Alexis de Tocqueville's (1805-1859) socio democratic and economic insight has fascinated people since his publication....

 
 
de Tocqueville's well known portrait.
 
 
 

Firstly….

From ‘How democracy affects the relations of masters and servants’….

 

 

No societies have ever yet existed in which social conditions have been so equal that there were neither rich nor poor, and consequently neither masters nor servants. Democracy does not prevent the existence of these two classes, but it changes their dispositions, and modifies their relations.

 
 
 
 

Secondly….

From ‘The principle source of belief among the democratic nations’....

 

 

At different periods dogmatic beliefs are more or less abundant. They arise in different ways, and may change their object or form; but under no circumstances will dogmatic belief cease to exist. Or, in other words, men will never cease to hold some implicit options without subjecting them to actual discussion. If everyone undertook to form his own opinions and to seek for truth by isolated paths struck out by himself alone, it is not to be supposed that any considerable number of men would ever unite in any common belief.

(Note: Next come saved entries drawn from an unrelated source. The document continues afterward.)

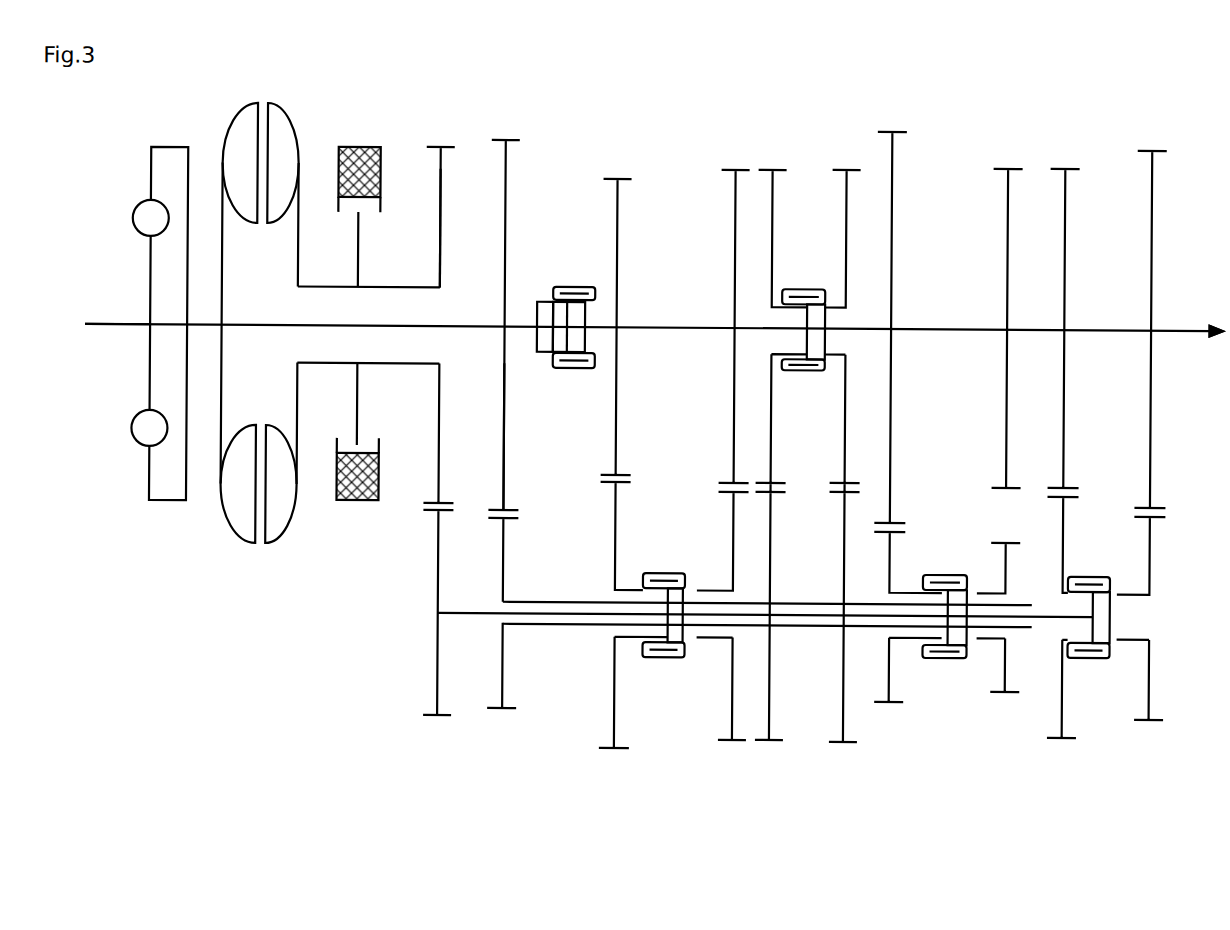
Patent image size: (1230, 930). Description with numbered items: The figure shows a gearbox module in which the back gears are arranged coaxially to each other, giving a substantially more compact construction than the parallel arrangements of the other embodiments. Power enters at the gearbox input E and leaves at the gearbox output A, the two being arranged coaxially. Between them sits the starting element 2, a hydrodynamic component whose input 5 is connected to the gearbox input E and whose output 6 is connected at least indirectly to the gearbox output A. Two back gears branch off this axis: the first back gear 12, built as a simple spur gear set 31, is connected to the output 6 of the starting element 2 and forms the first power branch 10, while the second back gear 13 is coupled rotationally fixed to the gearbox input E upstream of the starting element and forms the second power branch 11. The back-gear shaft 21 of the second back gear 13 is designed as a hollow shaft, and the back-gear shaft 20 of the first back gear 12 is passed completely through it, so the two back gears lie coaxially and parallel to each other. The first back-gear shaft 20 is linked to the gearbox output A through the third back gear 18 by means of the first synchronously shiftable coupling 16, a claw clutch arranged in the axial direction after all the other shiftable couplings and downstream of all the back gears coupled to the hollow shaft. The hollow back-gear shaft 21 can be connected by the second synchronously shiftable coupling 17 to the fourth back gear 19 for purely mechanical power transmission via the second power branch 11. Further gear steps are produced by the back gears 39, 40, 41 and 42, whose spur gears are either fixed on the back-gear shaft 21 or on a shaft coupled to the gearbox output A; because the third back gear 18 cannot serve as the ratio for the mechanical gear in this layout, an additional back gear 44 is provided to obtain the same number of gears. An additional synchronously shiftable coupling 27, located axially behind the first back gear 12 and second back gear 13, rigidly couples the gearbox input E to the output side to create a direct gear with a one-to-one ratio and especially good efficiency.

The starting element 2 is at (288, 102).
The input of the starting element 5 is at (204, 323).
The output of the starting element 6 is at (461, 326).
The first power branch 10 is at (460, 419).
The second power branch 11 is at (518, 449).
The first back gear 12 is at (445, 134).
The second back gear 13 is at (505, 126).
The first synchronously shiftable coupling 16 is at (1095, 673).
The second synchronously shiftable coupling 17 is at (673, 665).
The third back gear 18 is at (1062, 733).
The fourth back gear 19 is at (615, 758).
The back-gear shaft 20 is at (463, 621).
The back-gear shaft 21 is at (545, 625).
The additional synchronously shiftable coupling 27 is at (577, 388).
The spur gear set 31 is at (450, 199).
The back gear 39 is at (770, 751).
The back gear 40 is at (847, 754).
The back gear 41 is at (888, 720).
The back gear 42 is at (1008, 713).
The additional back gear 44 is at (732, 753).
The gearbox input E is at (112, 333).
The gearbox output A is at (1175, 332).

But obviously without such common belief no society can subsist. For without ideas held in common, there is no common action, and without common action, there may still be men, but there is no social body. In order that society should exist, and, a fortiori, that a society should prosper, it is necessary that all the minds of the citizens should be rallied and held together by certain predominant ideas. And this cannot be the case unless each of them sometimes draws his opinions from the common source, and consents to accept certain matters of belief at the hands of the community.

 
 
 
 

Thirdly....

From 'Literary characteristics of democratic ages'....

 

 

….There is hardly a pioneer’s hut which does not contain a few odd volumes of Shakespeare. I remember that I read the feudal play of Henry V for the first time in a log house….

 
 
 
 

Fourthwhile.…

From 'Blunders of the revolutionaries'....

 

 

….they pretended to lay down the law to…. [their nation] ….at the very time that they were placing themselves at its disposal. Instead of opening out their ranks after the victory, they jealously closed them up, and seemed, in one word, to be striving to solve this insoluble problem, namely, how to govern through the majority and yet against its inclination.

 
 
 
 

Lastly.…

From 'Individualism in democratic countries'....

 

 

Egotism blights the germ of all virtue: individualism, at first, only saps the virtues of public life; but, in the long run, it attacks and destroys all others, and is at length absorbed in downright egotism. Egotism is a vice as old as the world, which does not belong to one form of society more than to another: individualism is of democratic origin, and it threatens to spread in the same ratio as the equality of conditions.

 
 
 
 

As a reply to de Tocqueville, Zakaria of New York, NY (in 2003) wrote....

From ‘The Future of Freedom’....

 

 

America was now openly bourgeois and proud of it. Days after arriving in the United States in 1831, Tocqueville noted in his diary that in America ‘the whole society seems to have melted into a middle class.’

The American path to liberal democracy was exceptional. Most countries don’t begin their national experience as a new society without a feudal past….

He noted that de Tocqueville observed…. that ‘Americans…. have arrived at a state of democracy without having to endure a democratic revolution…. They are born equal without having to become equal.’

 
 
 
 
 
 

 

I agree with all de Tocqueville’s words, but disagree a little, little with Zakaria’s merge.
 
Please tell me what you think of either.